Incidents of infection that are caused by several specific, highly virulent strains of E. coli are meticulously tracked by the CDC and World Health Organization. For example, the CDC estimates that the O157 strain infects about 73000 people annually.

  • How do I know if I have an Ecoli infection?

Only a licensed healthcare provider can diagnose an E. coli infection. Because most infections do not require intervention, you may not know if E. coli or another organism is causing your symptoms.
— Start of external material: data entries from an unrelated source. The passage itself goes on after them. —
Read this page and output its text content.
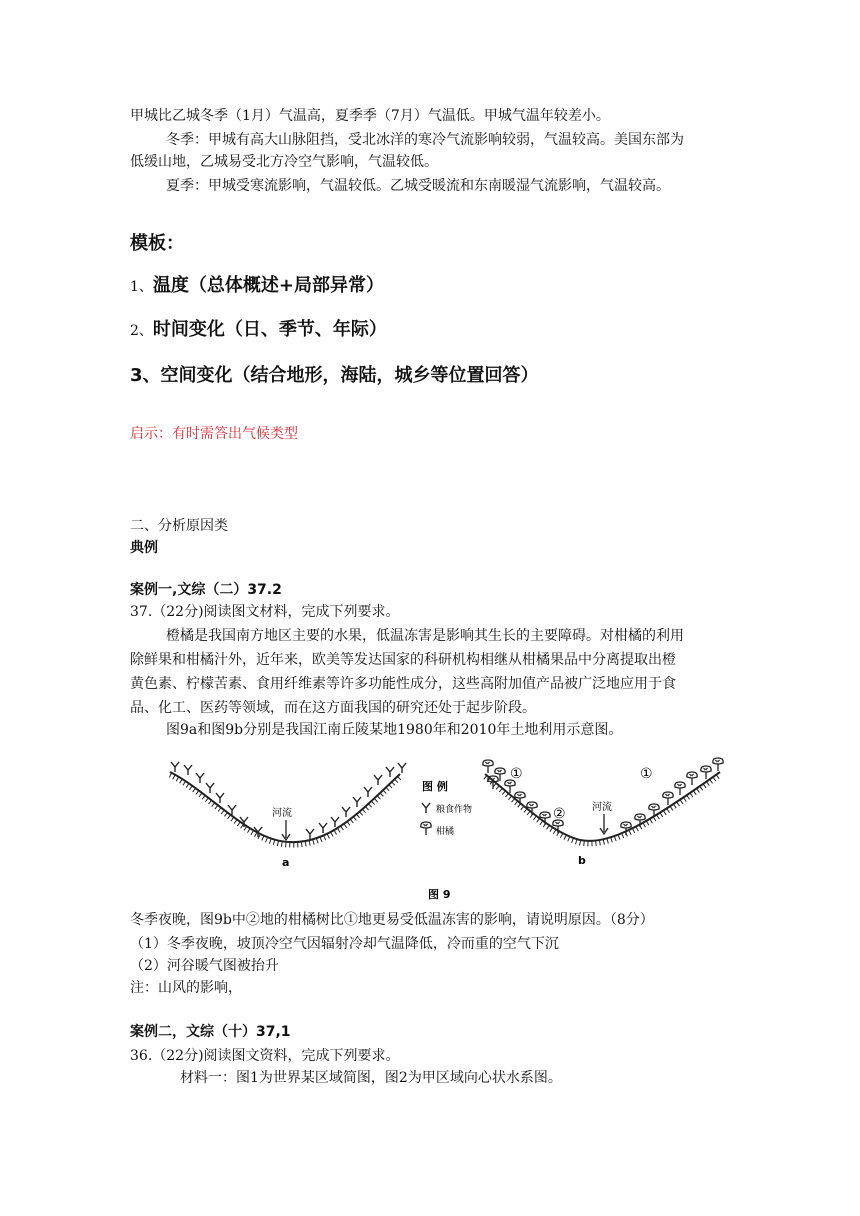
甲城比乙城冬季（1月）气温高，夏季季（7月）气温低。甲城气温年较差小。
冬季：甲城有高大山脉阻挡，受北冰洋的寒冷气流影响较弱，气温较高。美国东部为
低缓山地，乙城易受北方冷空气影响，气温较低。
夏季：甲城受寒流影响，气温较低。乙城受暖流和东南暖湿气流影响，气温较高。
模板：
1、温度（总体概述+局部异常）
2、时间变化（日、季节、年际）
3、空间变化（结合地形，海陆，城乡等位置回答）
启示：有时需答出气候类型
二、分析原因类
典例
案例一,文综（二）37.2
37.（22分)阅读图文材料，完成下列要求。
橙橘是我国南方地区主要的水果，低温冻害是影响其生长的主要障碍。对柑橘的利用
除鲜果和柑橘汁外，近年来，欧美等发达国家的科研机构相继从柑橘果品中分离提取出橙
黄色素、柠檬苦素、食用纤维素等许多功能性成分，这些高附加值产品被广泛地应用于食
品、化工、医药等领域，而在这方面我国的研究还处于起步阶段。
图9a和图9b分别是我国江南丘陵某地1980年和2010年土地利用示意图。
河流
a
图 例
粮食作物
柑橘
①	①
②	河流
b
图 9
冬季夜晚，图9b中②地的柑橘树比①地更易受低温冻害的影响，请说明原因。（8分）
（1）冬季夜晚，坡顶冷空气因辐射冷却气温降低，冷而重的空气下沉
（2）河谷暖气图被抬升
注：山风的影响，
案例二，文综（十）37,1
36.（22分)阅读图文资料，完成下列要求。
材料一：图1为世界某区域简图，图2为甲区域向心状水系图。
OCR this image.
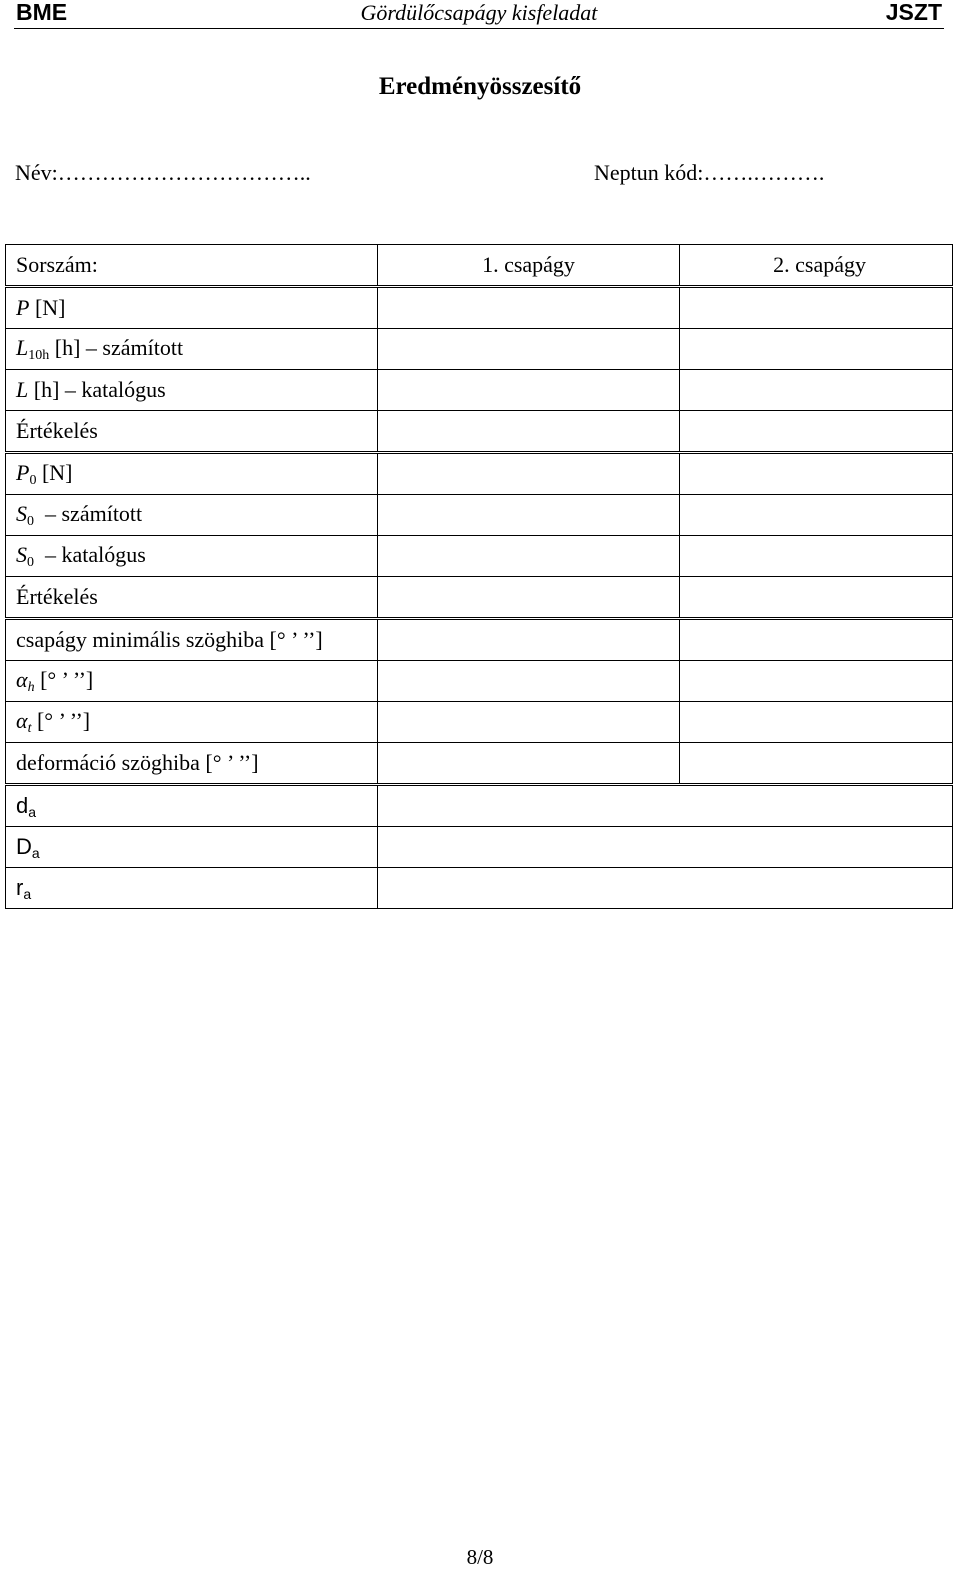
BME	Gördülőcsapágy kisfeladat	JSZT
Eredményösszesítő
Név:……………………………..	Neptun kód:…….……….
Sorszám:	1. csapágy	2. csapágy
P [N]		
$L_{10h}$ [h] – számított		
L [h] – katalógus		
Értékelés		
$P_0$ [N]		
$S_0$  – számított		
$S_0$  – katalógus		
Értékelés		
csapágy minimális szöghiba [° ’ ’’]		
$\alpha_h$ [° ’ ’’]		
$\alpha_t$ [° ’ ’’]		
deformáció szöghiba [° ’ ’’]		
$d_a$	
$D_a$	
$r_a$	
8/8
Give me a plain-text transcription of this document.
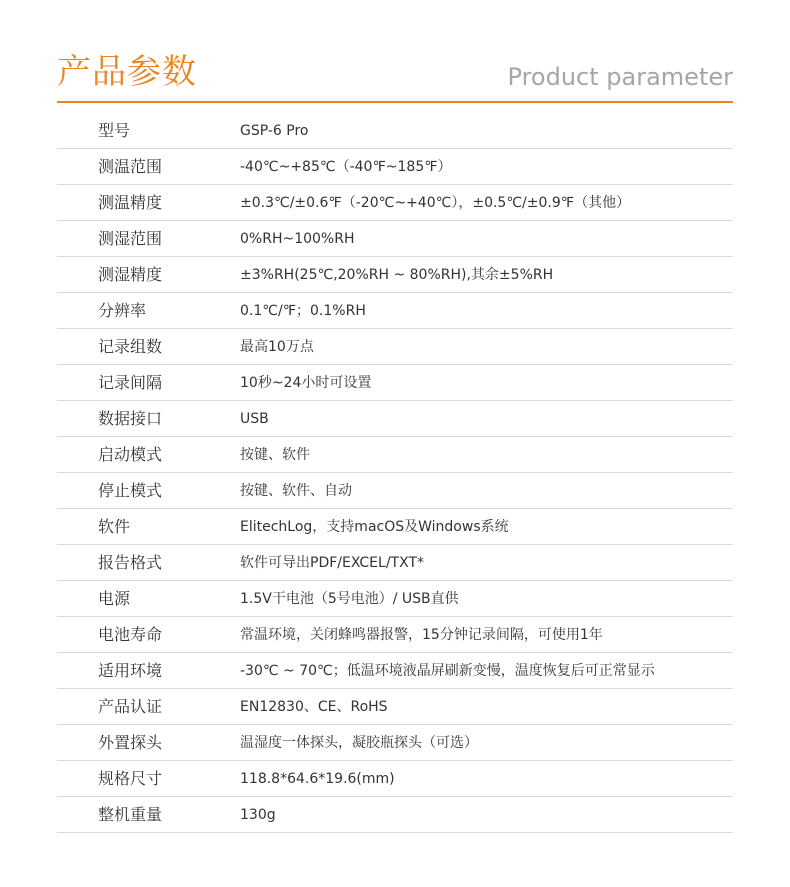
产品参数	Product parameter
型号	GSP-6 Pro
测温范围	-40℃~+85℃（-40℉~185℉）
测温精度	±0.3℃/±0.6℉（-20℃~+40℃），±0.5℃/±0.9℉（其他）
测湿范围	0%RH~100%RH
测湿精度	±3%RH(25℃,20%RH ~ 80%RH),其余±5%RH
分辨率	0.1℃/℉；0.1%RH
记录组数	最高10万点
记录间隔	10秒~24小时可设置
数据接口	USB
启动模式	按键、软件
停止模式	按键、软件、自动
软件	ElitechLog，支持macOS及Windows系统
报告格式	软件可导出PDF/EXCEL/TXT*
电源	1.5V干电池（5号电池）/ USB直供
电池寿命	常温环境，关闭蜂鸣器报警，15分钟记录间隔，可使用1年
适用环境	-30℃ ~ 70℃；低温环境液晶屏刷新变慢，温度恢复后可正常显示
产品认证	EN12830、CE、RoHS
外置探头	温湿度一体探头，凝胶瓶探头（可选）
规格尺寸	118.8*64.6*19.6(mm)
整机重量	130g
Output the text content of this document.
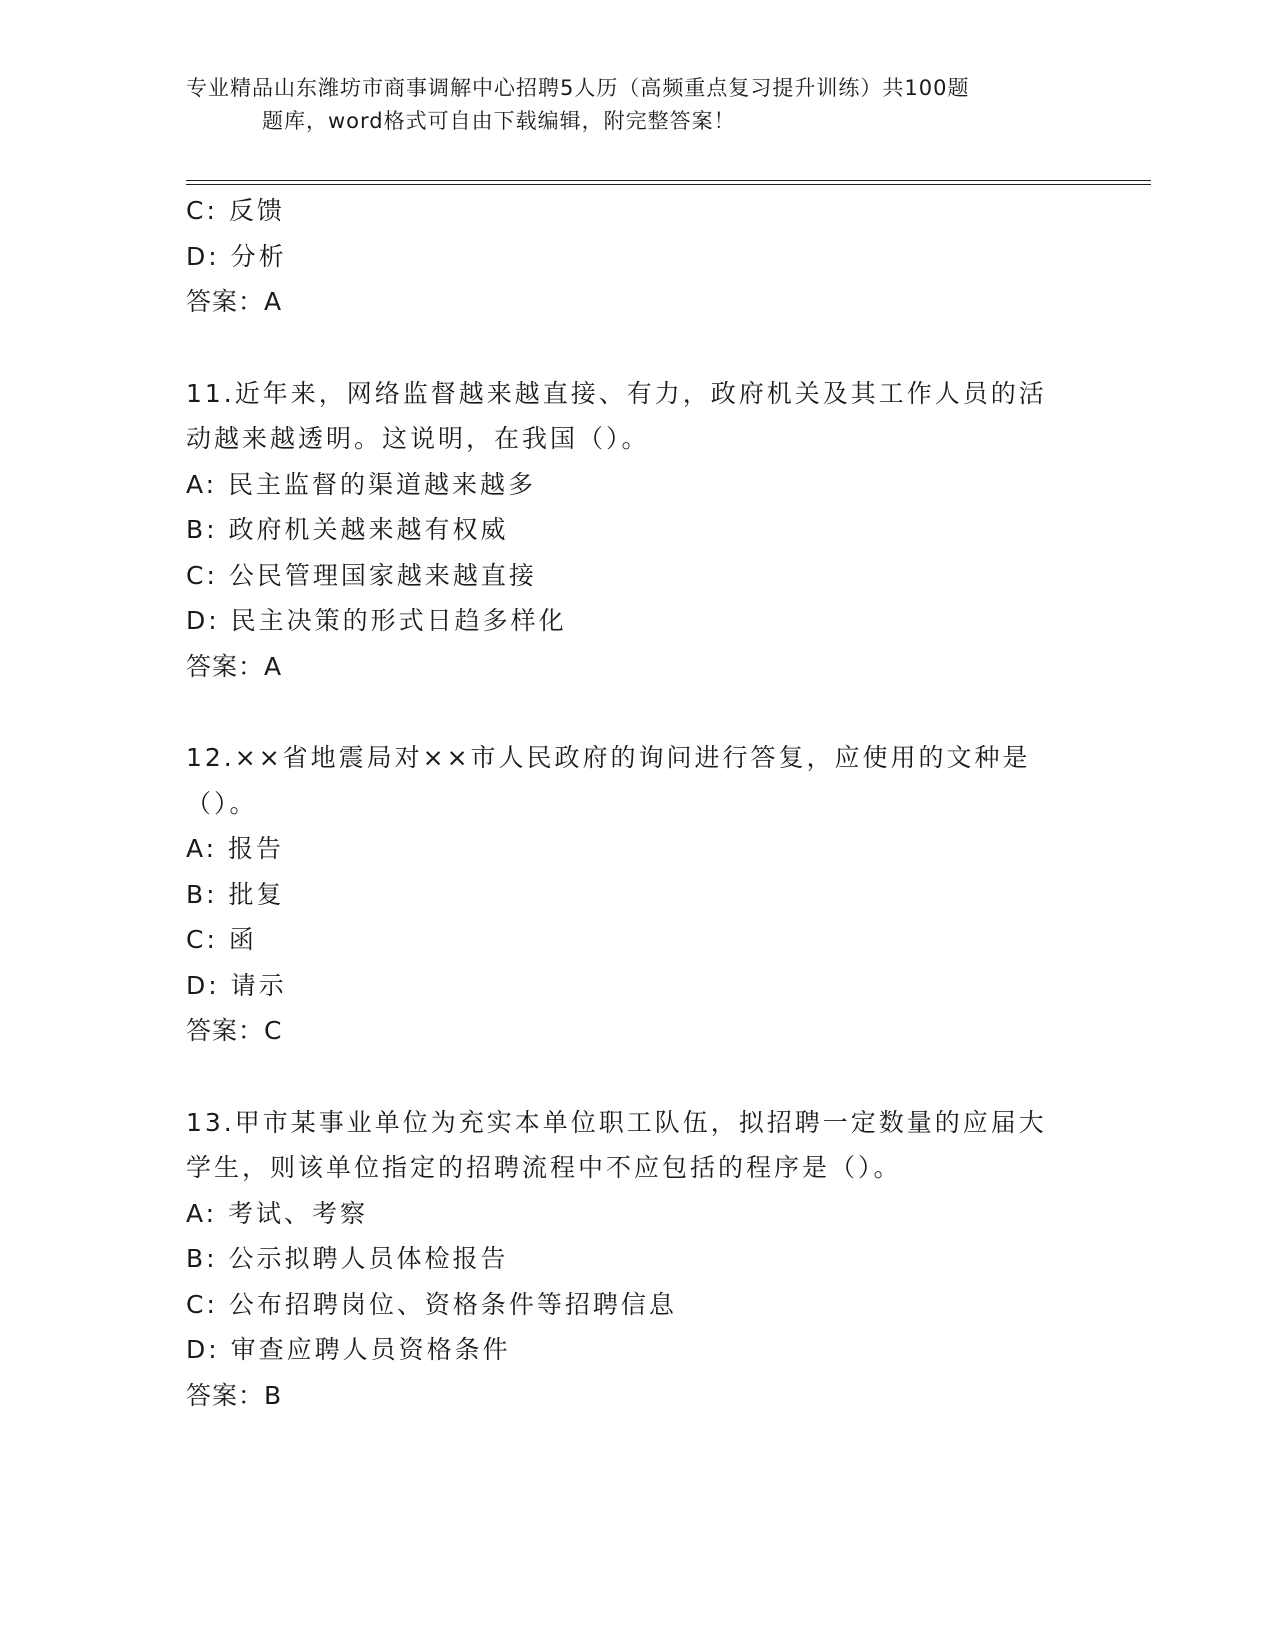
专业精品山东潍坊市商事调解中心招聘5人历（高频重点复习提升训练）共100题
题库，word格式可自由下载编辑，附完整答案！
C: 反馈
D: 分析
答案：A
11.近年来，网络监督越来越直接、有力，政府机关及其工作人员的活
动越来越透明。这说明，在我国（）。
A: 民主监督的渠道越来越多
B: 政府机关越来越有权威
C: 公民管理国家越来越直接
D: 民主决策的形式日趋多样化
答案：A
12.××省地震局对××市人民政府的询问进行答复，应使用的文种是
（）。
A: 报告
B: 批复
C: 函
D: 请示
答案：C
13.甲市某事业单位为充实本单位职工队伍，拟招聘一定数量的应届大
学生，则该单位指定的招聘流程中不应包括的程序是（）。
A: 考试、考察
B: 公示拟聘人员体检报告
C: 公布招聘岗位、资格条件等招聘信息
D: 审查应聘人员资格条件
答案：B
If you have severe symptoms consistent with an E. coli infection, or if you have eaten at a restaurant or consumed food that was the source of a recent outbreak, you should consult a physician or another licensed healthcare provider for medical advice.

  • Who is most at risk from coli enteritis/foodborne illness?

Foodborne illness is a risk that everyone faces. Virulent strains of E. coli like O157:H7 can cause serious symptoms, even in healthy adults.

Some individuals are at a particularly high risk for foodborne illness. As with most other infections, foodborne illnesses are very dangerous for young children, the elderly, and anyone with a suppressed immune system.

  • How is an Ecoli enteritis treated?

Current guidelines generally indicate a “watch and wait” strategy for managing non-serious cases E. coli enteritis. As with other infections that result in diarrhea and vomiting, it is important that infected individuals stay hydrated and get plenty of rest.

Antibiotics and anti-diarrheal medications are not generally suggested for treatment of E. coli enteritis, as they may exacerbate or prolong the infection.

To avoid spreading the infection, special care should be taken when handling bodily fluids from infected individuals, and family members should employ good handwashing practice.

In the event of a severe infection resulting in complications like Hemolytic-uremic syndrome, hospitalization may be necessary, and supportive care (IV fluids/dialysis) may be administered by trained medical personnel.